The soaring interior, originally intended to be a Cadillac showroom, was molded into a luxury restaurant—at a cost of $4.5 million—by architect Phillip Johnson in Mies van der Rohe's Seagram building. Restaurant Associates (RA) opened it in 1959. The visionary restaurateur Joseph Baum, who now heads his own consulting firm which operates the Rainbow complex at Rockefeller Center, was the creative genius behind the original concept.

In spite of its magnificence, the restaurant was not doing well, and RA decided to unload it. Waiting in the wings were Kovi, the restaurant's director who had joined RA in 1964, and Margittai, who had joined RA in 1962 and became group vice-president.

Though their deal was sweet, it was still risky to take on such a luxurious restaurant in the recessionary early '70s. "At the time it was fashionable," Margittai recalls, "for people to leave New York and to say first-class restaurants were dead. It was a double vote of confidence on our part."

They set their sights on the power-lunch crowd—the movers and shakers in real estate, publishing, advertising, communications, finance, politics. The reservation book became peopled with names like Kissinger, Simon & Schuster editor-in-chief Michael Korda, literary superagent Mort Janklow, designer Bill Blass. The seating chart for The Grill Room, where the term "power lunch" is believed to have been invented, would tax the skills of a chief of protocol. It didn't hurt that the restaurateurs had the mien and sartorial style of congenial international bankers.
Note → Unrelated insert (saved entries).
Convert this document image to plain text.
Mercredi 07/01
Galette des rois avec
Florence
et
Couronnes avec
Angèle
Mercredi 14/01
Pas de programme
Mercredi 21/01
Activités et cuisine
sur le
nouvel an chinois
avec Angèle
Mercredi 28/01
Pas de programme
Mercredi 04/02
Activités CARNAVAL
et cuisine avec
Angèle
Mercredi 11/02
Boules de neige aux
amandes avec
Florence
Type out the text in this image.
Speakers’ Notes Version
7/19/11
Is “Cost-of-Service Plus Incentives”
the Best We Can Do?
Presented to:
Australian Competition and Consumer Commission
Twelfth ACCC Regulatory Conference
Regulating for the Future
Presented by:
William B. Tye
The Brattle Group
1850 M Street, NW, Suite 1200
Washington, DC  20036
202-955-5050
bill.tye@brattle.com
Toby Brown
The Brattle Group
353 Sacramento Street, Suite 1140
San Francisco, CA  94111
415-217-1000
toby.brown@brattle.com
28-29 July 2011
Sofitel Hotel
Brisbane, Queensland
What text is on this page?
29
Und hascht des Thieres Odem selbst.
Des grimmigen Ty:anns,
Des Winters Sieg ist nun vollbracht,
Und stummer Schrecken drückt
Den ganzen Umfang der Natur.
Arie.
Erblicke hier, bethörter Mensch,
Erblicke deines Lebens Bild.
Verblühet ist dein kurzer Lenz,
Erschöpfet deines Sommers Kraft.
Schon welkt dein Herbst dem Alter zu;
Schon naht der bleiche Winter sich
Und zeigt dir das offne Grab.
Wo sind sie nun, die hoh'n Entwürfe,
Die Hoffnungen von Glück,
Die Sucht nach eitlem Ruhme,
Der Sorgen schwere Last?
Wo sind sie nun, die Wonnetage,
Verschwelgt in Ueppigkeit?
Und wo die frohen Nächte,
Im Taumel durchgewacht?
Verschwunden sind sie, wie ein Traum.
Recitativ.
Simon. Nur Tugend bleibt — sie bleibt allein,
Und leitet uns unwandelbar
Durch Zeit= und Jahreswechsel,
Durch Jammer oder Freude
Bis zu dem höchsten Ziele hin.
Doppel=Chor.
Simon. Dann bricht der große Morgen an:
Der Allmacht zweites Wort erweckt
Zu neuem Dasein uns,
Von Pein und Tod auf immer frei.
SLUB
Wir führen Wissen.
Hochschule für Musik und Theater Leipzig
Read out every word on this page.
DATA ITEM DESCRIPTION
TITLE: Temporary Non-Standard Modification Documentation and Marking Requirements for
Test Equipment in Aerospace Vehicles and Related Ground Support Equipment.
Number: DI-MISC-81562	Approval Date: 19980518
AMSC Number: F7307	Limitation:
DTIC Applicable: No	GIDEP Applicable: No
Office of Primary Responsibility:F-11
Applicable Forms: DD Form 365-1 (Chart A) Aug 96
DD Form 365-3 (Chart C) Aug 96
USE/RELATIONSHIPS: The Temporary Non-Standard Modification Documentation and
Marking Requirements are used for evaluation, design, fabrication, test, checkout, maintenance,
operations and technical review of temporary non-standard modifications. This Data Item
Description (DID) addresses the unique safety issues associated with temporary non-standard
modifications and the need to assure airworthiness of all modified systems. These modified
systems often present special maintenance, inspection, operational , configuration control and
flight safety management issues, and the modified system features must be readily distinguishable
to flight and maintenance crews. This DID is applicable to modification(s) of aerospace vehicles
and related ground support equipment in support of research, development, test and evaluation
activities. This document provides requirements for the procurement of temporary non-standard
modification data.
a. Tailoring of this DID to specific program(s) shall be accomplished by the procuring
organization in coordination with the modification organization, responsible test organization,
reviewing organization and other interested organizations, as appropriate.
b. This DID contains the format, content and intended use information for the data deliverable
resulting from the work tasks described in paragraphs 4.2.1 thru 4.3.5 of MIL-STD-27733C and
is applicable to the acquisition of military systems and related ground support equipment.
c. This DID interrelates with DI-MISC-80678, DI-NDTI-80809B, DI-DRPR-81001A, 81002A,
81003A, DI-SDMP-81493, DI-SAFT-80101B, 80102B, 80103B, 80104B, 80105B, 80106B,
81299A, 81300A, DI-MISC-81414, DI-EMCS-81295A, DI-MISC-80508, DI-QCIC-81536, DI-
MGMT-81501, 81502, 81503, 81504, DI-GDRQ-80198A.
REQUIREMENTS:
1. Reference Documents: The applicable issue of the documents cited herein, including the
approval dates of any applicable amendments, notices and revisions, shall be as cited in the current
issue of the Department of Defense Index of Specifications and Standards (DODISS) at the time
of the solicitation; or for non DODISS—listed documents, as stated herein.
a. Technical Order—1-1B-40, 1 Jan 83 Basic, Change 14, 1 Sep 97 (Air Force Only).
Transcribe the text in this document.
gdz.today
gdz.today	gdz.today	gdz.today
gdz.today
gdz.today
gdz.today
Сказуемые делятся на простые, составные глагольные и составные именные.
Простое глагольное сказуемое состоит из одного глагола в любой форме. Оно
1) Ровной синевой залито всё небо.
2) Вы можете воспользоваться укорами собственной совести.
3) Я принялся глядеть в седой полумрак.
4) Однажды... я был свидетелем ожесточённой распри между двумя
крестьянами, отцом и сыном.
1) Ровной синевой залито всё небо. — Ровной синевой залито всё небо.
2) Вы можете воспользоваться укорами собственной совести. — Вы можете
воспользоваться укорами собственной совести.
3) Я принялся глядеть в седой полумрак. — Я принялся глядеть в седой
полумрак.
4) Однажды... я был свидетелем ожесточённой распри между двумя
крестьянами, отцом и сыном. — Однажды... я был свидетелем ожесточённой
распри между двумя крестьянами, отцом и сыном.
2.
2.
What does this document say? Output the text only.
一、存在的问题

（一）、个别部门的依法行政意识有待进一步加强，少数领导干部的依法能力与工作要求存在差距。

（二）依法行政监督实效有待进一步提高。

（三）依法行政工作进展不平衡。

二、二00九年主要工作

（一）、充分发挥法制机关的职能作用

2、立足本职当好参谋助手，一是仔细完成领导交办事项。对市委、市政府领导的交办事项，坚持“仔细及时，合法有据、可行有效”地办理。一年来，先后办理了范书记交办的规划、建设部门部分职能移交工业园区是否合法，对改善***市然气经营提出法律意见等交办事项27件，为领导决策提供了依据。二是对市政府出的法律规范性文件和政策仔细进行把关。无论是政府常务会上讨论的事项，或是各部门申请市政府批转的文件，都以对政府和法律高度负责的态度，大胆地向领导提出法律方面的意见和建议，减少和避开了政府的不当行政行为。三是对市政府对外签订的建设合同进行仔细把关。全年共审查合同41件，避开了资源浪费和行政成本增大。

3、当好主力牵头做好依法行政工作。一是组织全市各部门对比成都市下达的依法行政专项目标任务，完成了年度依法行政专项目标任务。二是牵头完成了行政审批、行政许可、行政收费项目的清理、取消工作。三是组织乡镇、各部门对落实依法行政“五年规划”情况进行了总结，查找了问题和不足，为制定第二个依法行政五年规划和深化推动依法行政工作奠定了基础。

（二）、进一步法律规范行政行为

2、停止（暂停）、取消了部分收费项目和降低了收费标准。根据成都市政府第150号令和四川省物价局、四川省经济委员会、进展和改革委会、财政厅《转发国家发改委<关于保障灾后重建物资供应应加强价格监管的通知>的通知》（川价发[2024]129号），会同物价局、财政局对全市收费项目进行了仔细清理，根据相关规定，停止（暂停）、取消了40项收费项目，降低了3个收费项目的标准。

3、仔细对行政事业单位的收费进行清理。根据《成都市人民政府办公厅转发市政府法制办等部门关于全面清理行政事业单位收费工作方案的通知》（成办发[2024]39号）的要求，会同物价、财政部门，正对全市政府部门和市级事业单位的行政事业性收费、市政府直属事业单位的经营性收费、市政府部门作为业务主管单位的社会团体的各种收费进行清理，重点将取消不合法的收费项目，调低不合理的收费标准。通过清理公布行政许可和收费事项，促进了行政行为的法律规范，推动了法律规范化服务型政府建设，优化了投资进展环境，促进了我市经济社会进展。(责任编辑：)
At the same time, Kovi and Margittai were leaders in food and wine, pioneering the new American cuisine and an American wine list. Their California barrel tastings, held between 1975 and 1985, were influential in popularizing California wine on the East Coast. And each year, the barrel-tasting menu was a veritable forecast of American food trends. "We were the first to introduce Spa Cuisine."

According to critic and food historian John Mariani, who is working on a history of The Four Seasons to be published by Crown in 1994: "Without for a moment compromising the original vision that made The Four Seasons the archetypal postwar New York restaurant, Tom and Paul were able both to restore an eminence it had lost in the late '60s and to being it all the way into the '90s as a restaurant that seems as modern today as when it opened in 1959."